Non ci sono prove scientifiche definitive di un significativo inquinamento chimico. Addirittura, al contrario di quanto molti pensano, le piattaforme off-shore, soprattutto in Adriatico, hanno un effetto benefico dal punto di vista dell’ambiente marino: perché sono un luogo di concentrazione di biodiversità. Insomma, funzionano come rocce e scogli in un mare altrimenti piatto e fangoso. Intorno alle piattaforme, così come intorno a relitti di navi affondate, si sviluppano piccoli ecosistemi ricchi di flora e di fauna, frequentati, spesso, anche da cetacei. Oasi nel deserto. Naturalmente si potrebbe obiettare che non è necessario una piattaforma off-shore per creare hot spot di biodiversità marina. Ciò non toglie che le piattaforme in sé svolgono più una funzione positiva che negativa per la vita nei mari italiani.
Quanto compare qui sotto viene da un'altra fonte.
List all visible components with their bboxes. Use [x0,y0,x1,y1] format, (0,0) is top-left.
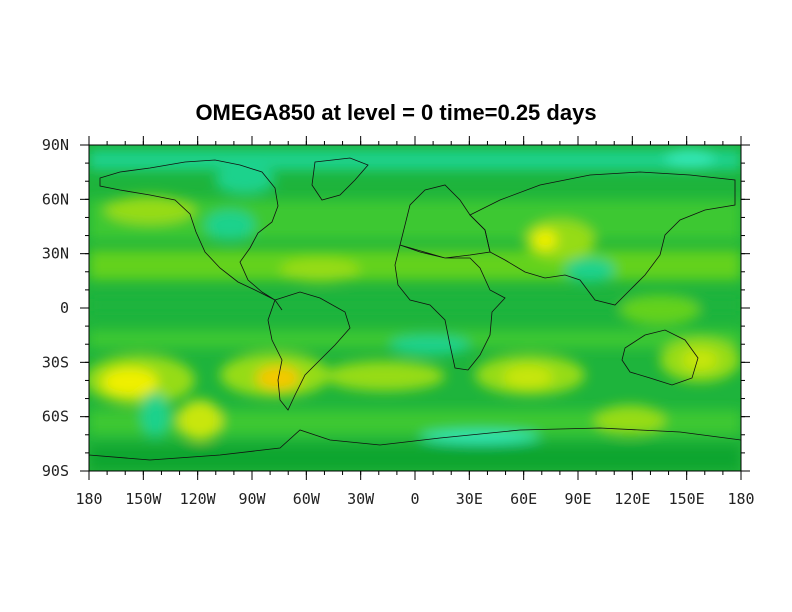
x-tick-label: 30E [456,490,483,508]
y-tick-label: 0 [60,299,69,317]
y-tick-label: 30S [42,353,69,371]
y-tick-label: 60N [42,190,69,208]
axis-ticks [80,136,750,480]
x-tick-label: 120E [614,490,650,508]
x-tick-label: 30W [347,490,375,508]
x-tick-label: 90W [238,490,266,508]
map-title: OMEGA850 at level = 0 time=0.25 days [195,100,597,125]
x-tick-label: 180 [75,490,102,508]
y-tick-label: 30N [42,245,69,263]
axis-tick-labels: 180 150W 120W 90W 60W 30W 0 30E 60E 90E 120E 150E 18… [42,136,755,508]
x-tick-label: 90E [564,490,591,508]
coastlines [89,157,741,461]
x-tick-label: 180 [727,490,754,508]
coast-australia [621,329,699,386]
contour-field [89,145,741,471]
y-tick-label: 60S [42,408,69,426]
y-tick-label: 90N [42,136,69,154]
x-tick-label: 0 [410,490,419,508]
coast-antarctica [89,427,741,461]
coast-asia [469,171,736,306]
x-tick-label: 120W [180,490,217,508]
coast-south-america [267,291,351,411]
y-tick-label: 90S [42,462,69,480]
x-tick-label: 150W [125,490,162,508]
coast-north-america [99,159,283,311]
x-tick-label: 60E [510,490,537,508]
coast-greenland [311,157,369,201]
x-tick-label: 60W [293,490,321,508]
x-tick-label: 150E [669,490,705,508]
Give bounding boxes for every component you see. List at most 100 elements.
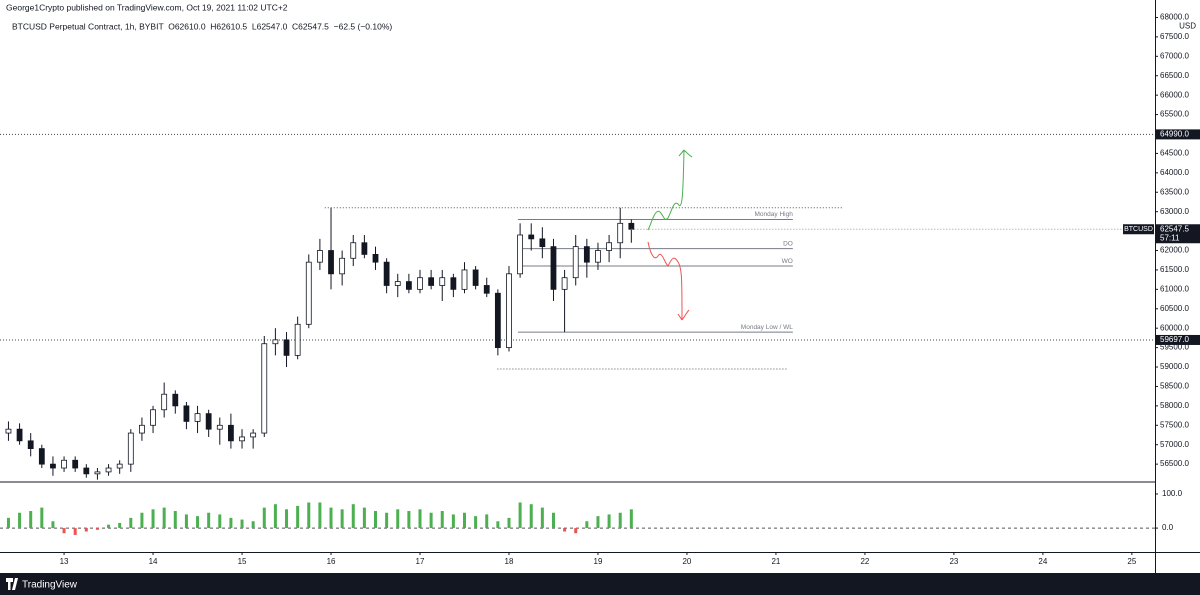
y-tick-label: 64000.0 [1160, 168, 1189, 177]
candle-body [94, 471, 101, 475]
level-label: WO [782, 258, 793, 265]
candle-body [628, 222, 635, 230]
x-tick-label: 15 [238, 557, 247, 566]
candle-body [316, 250, 323, 263]
oscillator-bar [563, 528, 567, 532]
x-tick-label: 17 [416, 557, 425, 566]
candle-body [139, 424, 145, 434]
y-tick-label: 64500.0 [1160, 149, 1189, 158]
price-tag [1156, 334, 1200, 345]
oscillator-bar [51, 521, 55, 529]
oscillator-bar [273, 504, 277, 529]
oscillator-bar [596, 516, 600, 529]
y-tick-label: 67500.0 [1160, 32, 1189, 41]
oscillator-bar [540, 507, 544, 529]
y-tick-label: 56500.0 [1160, 459, 1189, 468]
x-tick-label: 20 [682, 557, 691, 566]
price-pane: Monday High DO WO Monday Low / WL [0, 133, 1155, 480]
candle-body [27, 440, 34, 449]
footer-bar [0, 574, 1200, 595]
oscillator-bar [618, 512, 622, 529]
y-tick-label: 57000.0 [1160, 440, 1189, 449]
candle-body [161, 393, 168, 411]
candle-body [305, 261, 312, 325]
y-tick-label: 63000.0 [1160, 207, 1189, 216]
x-tick-label: 21 [771, 557, 780, 566]
candle-body [272, 339, 279, 345]
candle-body [539, 238, 546, 248]
x-tick-label: 19 [594, 557, 603, 566]
y-unit: USD [1179, 22, 1196, 31]
x-tick-label: 22 [860, 557, 869, 566]
candle-body [328, 250, 334, 275]
oscillator-bar [18, 512, 22, 529]
candle-body [72, 459, 79, 469]
candle-body [506, 273, 512, 349]
candle-body [494, 292, 501, 349]
candle-body [372, 253, 379, 263]
oscillator-bar [184, 514, 188, 529]
oscillator-bar [585, 521, 589, 529]
price-tag-label: 64990.0 [1160, 129, 1189, 138]
osc-y-tick-label: 100.0 [1162, 489, 1183, 498]
oscillator-bar [118, 522, 122, 529]
oscillator-bar [607, 514, 611, 529]
level-label: Monday Low / WL [741, 324, 793, 331]
candle-body [205, 413, 212, 430]
x-tick-label: 24 [1038, 557, 1047, 566]
candle-body [5, 428, 12, 434]
brand-name: TradingView [22, 580, 78, 591]
oscillator-bar [485, 514, 489, 529]
y-tick-label: 63500.0 [1160, 187, 1189, 196]
y-tick-label: 62000.0 [1160, 246, 1189, 255]
oscillator-bar [262, 507, 266, 529]
oscillator-bar [129, 517, 133, 529]
candle-body [517, 234, 524, 275]
candle-body [172, 393, 179, 407]
candle-body [617, 222, 624, 244]
y-tick-label: 59500.0 [1160, 343, 1189, 352]
candle-body [439, 277, 446, 286]
price-tag [1156, 129, 1200, 140]
oscillator-bar [385, 512, 389, 529]
y-tick-label: 57500.0 [1160, 420, 1189, 429]
oscillator-bar [151, 509, 155, 529]
y-tick-label: 61500.0 [1160, 265, 1189, 274]
oscillator-bar [507, 517, 511, 529]
osc-y-tick-label: 0.0 [1162, 523, 1174, 532]
candle-body [83, 467, 90, 475]
symbol-tag-label: BTCUSD [1124, 226, 1153, 233]
candle-body [483, 285, 490, 294]
oscillator-bar [518, 502, 522, 529]
x-tick-label: 23 [949, 557, 958, 566]
oscillator-bar [162, 507, 166, 529]
candle-body [595, 250, 601, 263]
candle-body [38, 448, 45, 465]
y-tick-label: 58000.0 [1160, 401, 1189, 410]
candle-body [428, 277, 435, 286]
oscillator-bar [285, 509, 289, 529]
candle-body [116, 463, 123, 469]
brand-icon-dot [14, 578, 18, 582]
y-tick-label: 60000.0 [1160, 323, 1189, 332]
candle-body [150, 409, 156, 426]
y-tick-label: 66000.0 [1160, 90, 1189, 99]
oscillator-bar [351, 504, 355, 529]
oscillator-bar [107, 524, 111, 529]
oscillator-bar [451, 514, 455, 529]
oscillator-pane [0, 502, 1155, 535]
candle-body [339, 257, 346, 275]
y-tick-label: 59000.0 [1160, 362, 1189, 371]
candle-body [528, 234, 535, 240]
candle-body [250, 432, 257, 438]
oscillator-bar [173, 511, 177, 529]
oscillator-bar [329, 507, 333, 529]
x-tick-label: 13 [60, 557, 69, 566]
countdown-label: 57:11 [1160, 233, 1180, 242]
candle-body [50, 463, 56, 469]
x-tick-label: 25 [1127, 557, 1136, 566]
oscillator-bar [474, 516, 478, 529]
oscillator-bar [374, 511, 378, 529]
last-price-label: 62547.5 [1160, 224, 1189, 233]
candle-body [361, 242, 368, 255]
Hanno dunque, torto, i catastrofisti di entrambe gli schieramenti: la vittoria del sì al referendum non determinerebbe né grossi danni economici né significativi miglioramenti all’ambiente marino locale.

Tutto risolto, dunque? Il referendum è semplicemente irrilevante? No. C’è un altro aspetto che pochi considerano. Il referendum poteva essere evitato, ma ormai c’è. E giocoforza il voto, qualunque sia, lancerà una serie di messaggi.  Il più generale riguarda proprio il tema, questo sì strategico, “energia e cambiamenti climatici”.

Non sono passati neppure cinque mesi da quando, a Parigi in occasione di COP 21, la gran parte dei paesi del mondo, Italia compresa, si è impegnata a fare tutto il possibile per contenere il previsto aumento della temperatura media del pianeta ben al di sotto dei 2 °C rispetto all’poca pre-industriale. Per mantenere questo impegno occorrerà che i paesi di antica industrializzazione, Italia compresa, diano seguito al phase out totale abbandonino quasi del tutto i combustibili fossili entro il 2050. Detto in altri termini, in meno di 35 anni, cioè entro domani, dovremo ribaltare il nostro paradigma energetico.

Certo si tratta di un impegno morale e per i trasgressori non è prevista alcuna sanzione. Ma le conseguenze per il pianeta, Italia compresa, sarebbero gravissime, in termini sociali ed economici, se l’impegno venisse meno. Inoltre ci sono gli impegni, questi vincolanti e sanzionabili, presi nell’ambito dell’Unione Europea: abbattere le emissioni di carbonio del 20% rispetto al livello di riferimento del 1990. Questo vincolo lo rispetteremo: siamo già a – 19,7%. Ma per il 2030 il taglio dovrà essere ben superiore, tra il 30 e il 40%, e nel 2050, probabilmente, dell’80-90%.

Si tratta di cambiamenti strategici da realizzare in un lasso brevissimo di tempo. Non c’è tempo e occasione da perdere. Votare sì al referendum del 17 aprile significa lanciare un messaggio a costo quasi zero a noi stessi e al mondo: abbiamo compreso l’urgenza di un cambiamento strutturale della politica energetica e abbiamo iniziato ad agire di conseguenza.